Magic was his special area of interest; he questioned the conclusion of James G. Frazer and others that magic necessarily preceded religion along a unilineal, evolutionary pathway. As he put it in his Idea of God in Early Religions (1910), magic and religion were "two moods" that were different from the beginning. Likewise, prayers and the worship of gods were phenomena that were originally separate from (and apparently as ancient as) spells and fetishism.

Jevons's most widely read work in England was An Introduction to the History of Religion (1896; 2d ed., 1902), complemented in the United States by his Hartford-Lamson Lectures on comparative religion for the American Board of Foreign Missions in 1908 (revised and published in 1910 under the title Comparative Religion ). A liberal Anglican, Jevons thought that the religious quest of humanity reflected the divine will, and he maintained that all religions had their fulfillment in Christianity. He argued that Buddhism was not a religion but an etiolation of tendencies already present in ancient Brahmanism. Religious evolution, he believed, was above all the process by which the truth of monotheism came to be discerned. Following his appointment as professor of philosophy at the University of Durham in 1910, his books on Evolution (1910), Personality (1913), and Philosophy (1914) all find him espousing a species of nonmaterialist, creative, and dispersive (i.e., social) evolutionism influenced by Henri Bergson.
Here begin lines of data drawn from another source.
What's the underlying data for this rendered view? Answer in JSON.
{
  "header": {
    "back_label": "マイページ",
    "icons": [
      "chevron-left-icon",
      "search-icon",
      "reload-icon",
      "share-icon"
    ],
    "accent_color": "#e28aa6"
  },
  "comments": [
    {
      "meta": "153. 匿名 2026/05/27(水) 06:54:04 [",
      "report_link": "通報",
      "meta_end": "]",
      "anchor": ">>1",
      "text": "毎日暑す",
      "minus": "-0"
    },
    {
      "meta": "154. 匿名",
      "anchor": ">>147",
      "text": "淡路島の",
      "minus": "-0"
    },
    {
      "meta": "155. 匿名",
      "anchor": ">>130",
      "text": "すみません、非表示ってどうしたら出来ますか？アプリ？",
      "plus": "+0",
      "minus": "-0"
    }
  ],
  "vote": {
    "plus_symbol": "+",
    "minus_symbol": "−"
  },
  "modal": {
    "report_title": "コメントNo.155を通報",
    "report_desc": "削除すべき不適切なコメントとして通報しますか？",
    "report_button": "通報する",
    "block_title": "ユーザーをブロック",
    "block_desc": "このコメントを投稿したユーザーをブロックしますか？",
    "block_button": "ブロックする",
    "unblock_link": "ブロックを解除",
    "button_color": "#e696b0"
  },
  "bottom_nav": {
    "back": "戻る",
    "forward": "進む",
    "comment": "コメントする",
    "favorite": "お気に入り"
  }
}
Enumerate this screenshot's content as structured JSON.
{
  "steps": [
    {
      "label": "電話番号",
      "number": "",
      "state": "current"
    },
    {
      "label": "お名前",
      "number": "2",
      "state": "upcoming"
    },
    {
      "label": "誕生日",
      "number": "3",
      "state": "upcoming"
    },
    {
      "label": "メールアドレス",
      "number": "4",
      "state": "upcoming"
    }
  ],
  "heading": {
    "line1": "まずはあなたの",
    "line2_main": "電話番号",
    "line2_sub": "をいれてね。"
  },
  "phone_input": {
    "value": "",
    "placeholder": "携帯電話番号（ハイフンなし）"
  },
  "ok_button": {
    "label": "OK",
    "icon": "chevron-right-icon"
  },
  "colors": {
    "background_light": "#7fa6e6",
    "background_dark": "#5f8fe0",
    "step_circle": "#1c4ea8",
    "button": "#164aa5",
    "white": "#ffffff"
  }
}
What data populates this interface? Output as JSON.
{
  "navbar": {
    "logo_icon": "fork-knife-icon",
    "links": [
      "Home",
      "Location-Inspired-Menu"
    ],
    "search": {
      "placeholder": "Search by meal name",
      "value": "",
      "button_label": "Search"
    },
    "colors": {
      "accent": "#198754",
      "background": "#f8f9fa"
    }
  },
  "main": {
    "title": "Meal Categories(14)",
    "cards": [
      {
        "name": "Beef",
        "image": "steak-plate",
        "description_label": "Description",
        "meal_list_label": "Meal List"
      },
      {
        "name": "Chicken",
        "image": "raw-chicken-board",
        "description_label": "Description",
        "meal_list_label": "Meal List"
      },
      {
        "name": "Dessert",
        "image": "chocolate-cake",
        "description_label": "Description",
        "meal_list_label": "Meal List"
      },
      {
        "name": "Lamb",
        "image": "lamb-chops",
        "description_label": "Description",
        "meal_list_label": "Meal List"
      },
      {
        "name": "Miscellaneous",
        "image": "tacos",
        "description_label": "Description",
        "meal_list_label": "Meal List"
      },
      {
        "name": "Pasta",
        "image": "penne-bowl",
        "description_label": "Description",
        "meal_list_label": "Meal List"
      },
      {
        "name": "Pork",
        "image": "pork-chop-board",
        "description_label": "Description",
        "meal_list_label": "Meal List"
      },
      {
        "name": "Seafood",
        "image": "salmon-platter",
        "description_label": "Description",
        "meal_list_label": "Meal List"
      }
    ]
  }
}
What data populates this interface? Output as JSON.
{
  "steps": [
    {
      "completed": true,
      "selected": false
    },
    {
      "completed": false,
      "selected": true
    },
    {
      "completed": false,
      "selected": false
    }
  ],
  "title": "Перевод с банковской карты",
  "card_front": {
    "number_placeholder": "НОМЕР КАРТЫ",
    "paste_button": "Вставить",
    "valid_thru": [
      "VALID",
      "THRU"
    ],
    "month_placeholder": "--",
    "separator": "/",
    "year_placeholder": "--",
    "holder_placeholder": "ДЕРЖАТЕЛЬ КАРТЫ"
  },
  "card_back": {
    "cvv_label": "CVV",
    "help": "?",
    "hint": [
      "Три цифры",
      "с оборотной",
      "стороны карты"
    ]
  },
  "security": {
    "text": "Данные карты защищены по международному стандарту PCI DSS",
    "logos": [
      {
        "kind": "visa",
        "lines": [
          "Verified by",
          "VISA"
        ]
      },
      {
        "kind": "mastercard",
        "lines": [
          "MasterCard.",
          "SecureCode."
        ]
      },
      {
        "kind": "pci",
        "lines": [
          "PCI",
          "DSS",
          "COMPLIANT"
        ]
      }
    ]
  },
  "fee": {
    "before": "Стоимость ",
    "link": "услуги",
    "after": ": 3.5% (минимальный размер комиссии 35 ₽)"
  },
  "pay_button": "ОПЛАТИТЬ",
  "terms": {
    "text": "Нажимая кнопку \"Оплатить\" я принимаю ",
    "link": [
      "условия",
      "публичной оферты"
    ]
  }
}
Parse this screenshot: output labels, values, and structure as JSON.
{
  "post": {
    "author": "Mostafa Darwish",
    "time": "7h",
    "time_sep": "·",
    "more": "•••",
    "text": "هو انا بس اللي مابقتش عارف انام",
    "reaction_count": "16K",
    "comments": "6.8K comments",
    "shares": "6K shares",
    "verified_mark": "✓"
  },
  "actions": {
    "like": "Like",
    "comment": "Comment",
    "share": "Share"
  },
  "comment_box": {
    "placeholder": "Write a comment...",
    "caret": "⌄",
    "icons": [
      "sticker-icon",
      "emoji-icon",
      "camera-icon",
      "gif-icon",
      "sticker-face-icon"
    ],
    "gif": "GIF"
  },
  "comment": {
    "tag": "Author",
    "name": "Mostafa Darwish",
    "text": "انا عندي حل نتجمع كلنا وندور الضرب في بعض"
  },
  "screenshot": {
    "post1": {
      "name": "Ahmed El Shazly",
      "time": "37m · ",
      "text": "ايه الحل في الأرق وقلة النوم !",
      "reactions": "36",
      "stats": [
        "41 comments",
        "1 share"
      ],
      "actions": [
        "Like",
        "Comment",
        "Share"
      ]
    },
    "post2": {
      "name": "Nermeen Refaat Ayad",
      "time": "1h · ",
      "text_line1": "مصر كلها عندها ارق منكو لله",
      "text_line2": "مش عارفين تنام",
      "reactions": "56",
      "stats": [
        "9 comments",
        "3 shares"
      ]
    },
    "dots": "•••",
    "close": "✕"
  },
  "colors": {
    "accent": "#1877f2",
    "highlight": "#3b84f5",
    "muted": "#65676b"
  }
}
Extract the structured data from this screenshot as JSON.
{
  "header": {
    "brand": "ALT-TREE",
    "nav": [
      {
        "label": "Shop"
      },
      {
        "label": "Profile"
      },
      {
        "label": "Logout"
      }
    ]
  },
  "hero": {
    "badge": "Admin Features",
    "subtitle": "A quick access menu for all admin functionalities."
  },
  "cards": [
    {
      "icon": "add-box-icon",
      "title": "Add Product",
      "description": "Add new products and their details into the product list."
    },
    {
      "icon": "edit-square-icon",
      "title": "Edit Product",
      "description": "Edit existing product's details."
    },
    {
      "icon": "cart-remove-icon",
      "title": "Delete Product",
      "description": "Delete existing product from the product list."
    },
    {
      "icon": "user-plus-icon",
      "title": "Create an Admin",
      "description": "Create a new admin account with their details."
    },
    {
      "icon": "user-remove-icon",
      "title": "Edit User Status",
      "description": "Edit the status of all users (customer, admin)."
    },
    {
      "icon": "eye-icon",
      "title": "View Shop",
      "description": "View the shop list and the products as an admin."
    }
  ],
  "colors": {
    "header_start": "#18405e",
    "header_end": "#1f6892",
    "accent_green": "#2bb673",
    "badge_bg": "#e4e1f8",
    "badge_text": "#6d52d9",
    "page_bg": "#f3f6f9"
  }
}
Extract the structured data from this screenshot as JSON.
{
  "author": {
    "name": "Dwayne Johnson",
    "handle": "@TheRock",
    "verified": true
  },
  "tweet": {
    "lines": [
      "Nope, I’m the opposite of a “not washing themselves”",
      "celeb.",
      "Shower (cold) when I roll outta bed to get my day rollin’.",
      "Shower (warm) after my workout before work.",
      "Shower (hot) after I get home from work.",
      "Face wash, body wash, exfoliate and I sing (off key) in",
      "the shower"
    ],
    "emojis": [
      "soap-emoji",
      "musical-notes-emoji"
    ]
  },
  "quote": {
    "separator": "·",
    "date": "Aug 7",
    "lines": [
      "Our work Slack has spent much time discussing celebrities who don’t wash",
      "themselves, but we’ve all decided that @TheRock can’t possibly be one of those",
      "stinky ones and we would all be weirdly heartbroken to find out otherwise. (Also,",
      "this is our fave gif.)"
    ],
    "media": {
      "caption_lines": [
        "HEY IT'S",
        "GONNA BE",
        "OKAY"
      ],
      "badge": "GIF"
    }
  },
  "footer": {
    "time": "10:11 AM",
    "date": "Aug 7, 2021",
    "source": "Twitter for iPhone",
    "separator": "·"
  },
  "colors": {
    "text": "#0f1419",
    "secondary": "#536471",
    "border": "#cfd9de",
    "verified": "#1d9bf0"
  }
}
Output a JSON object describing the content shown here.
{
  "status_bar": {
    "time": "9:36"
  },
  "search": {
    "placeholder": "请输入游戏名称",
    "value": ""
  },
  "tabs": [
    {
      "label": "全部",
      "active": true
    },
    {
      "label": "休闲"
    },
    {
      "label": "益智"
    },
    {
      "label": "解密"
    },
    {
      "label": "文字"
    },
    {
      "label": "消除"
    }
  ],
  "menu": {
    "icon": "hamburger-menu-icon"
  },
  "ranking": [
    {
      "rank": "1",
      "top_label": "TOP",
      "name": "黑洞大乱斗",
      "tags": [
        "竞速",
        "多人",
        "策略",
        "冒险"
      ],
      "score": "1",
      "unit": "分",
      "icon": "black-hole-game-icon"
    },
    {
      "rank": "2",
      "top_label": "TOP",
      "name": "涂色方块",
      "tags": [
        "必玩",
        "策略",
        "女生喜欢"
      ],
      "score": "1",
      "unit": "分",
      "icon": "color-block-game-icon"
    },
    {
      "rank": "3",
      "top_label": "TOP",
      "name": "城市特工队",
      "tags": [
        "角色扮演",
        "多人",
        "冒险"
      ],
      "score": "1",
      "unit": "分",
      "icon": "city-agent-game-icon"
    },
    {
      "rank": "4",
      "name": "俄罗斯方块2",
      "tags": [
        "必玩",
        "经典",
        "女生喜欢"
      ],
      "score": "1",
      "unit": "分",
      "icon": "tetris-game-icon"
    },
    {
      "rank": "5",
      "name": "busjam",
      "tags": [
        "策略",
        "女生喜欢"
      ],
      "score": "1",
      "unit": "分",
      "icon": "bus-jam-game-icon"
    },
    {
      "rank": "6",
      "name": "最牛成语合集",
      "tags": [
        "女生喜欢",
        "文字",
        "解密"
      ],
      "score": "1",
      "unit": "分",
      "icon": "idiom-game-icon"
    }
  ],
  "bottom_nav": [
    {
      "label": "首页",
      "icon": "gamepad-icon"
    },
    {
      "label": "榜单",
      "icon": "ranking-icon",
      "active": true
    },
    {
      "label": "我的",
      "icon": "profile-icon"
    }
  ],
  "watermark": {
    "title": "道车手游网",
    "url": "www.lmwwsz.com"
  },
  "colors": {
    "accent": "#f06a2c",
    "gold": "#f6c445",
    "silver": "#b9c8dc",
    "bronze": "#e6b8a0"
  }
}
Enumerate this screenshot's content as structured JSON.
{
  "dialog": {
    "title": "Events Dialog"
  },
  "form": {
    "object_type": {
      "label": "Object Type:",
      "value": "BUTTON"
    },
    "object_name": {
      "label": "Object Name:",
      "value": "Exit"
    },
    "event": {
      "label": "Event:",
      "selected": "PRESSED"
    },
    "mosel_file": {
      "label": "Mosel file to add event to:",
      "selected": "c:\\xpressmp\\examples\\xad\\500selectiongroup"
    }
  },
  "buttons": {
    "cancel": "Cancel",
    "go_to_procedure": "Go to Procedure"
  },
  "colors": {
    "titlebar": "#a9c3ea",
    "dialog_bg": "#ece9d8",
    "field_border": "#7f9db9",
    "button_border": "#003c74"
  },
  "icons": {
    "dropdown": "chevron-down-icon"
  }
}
Jevons was principal of Hatfield Hall, Durham, from 1896 to 1923, and from there he corresponded with many scholars. His obvious theological orientation and evolutionism have led to a decline of interest in his work since World War I.

Bibliography

Two important works by Jevons not discussed above are Religion in Evolution (London, 1906) and An Introduction to the Study of Comparative Religion (Cambridge, Mass., 1909). For works about Jevons, I refer the reader to Eric J. Sharpe's Comparative Religion: A History (London, 1975) and Jacques Waardenburg's Classical Approaches to the Study of Religion, 2 vols. (The Hague, 19731974).

New Sources

Davies, Douglas. Frank Byron Jevons, 18581936: An Evolutionary Realist. Lewiston, N.Y., 1991.

Davies, Douglas. "William Robertson Smith and Frank Byron Jevons: Faith and Evolution." In William Robertson Smith, pp. 311319. Sheffield, U.K., 1995.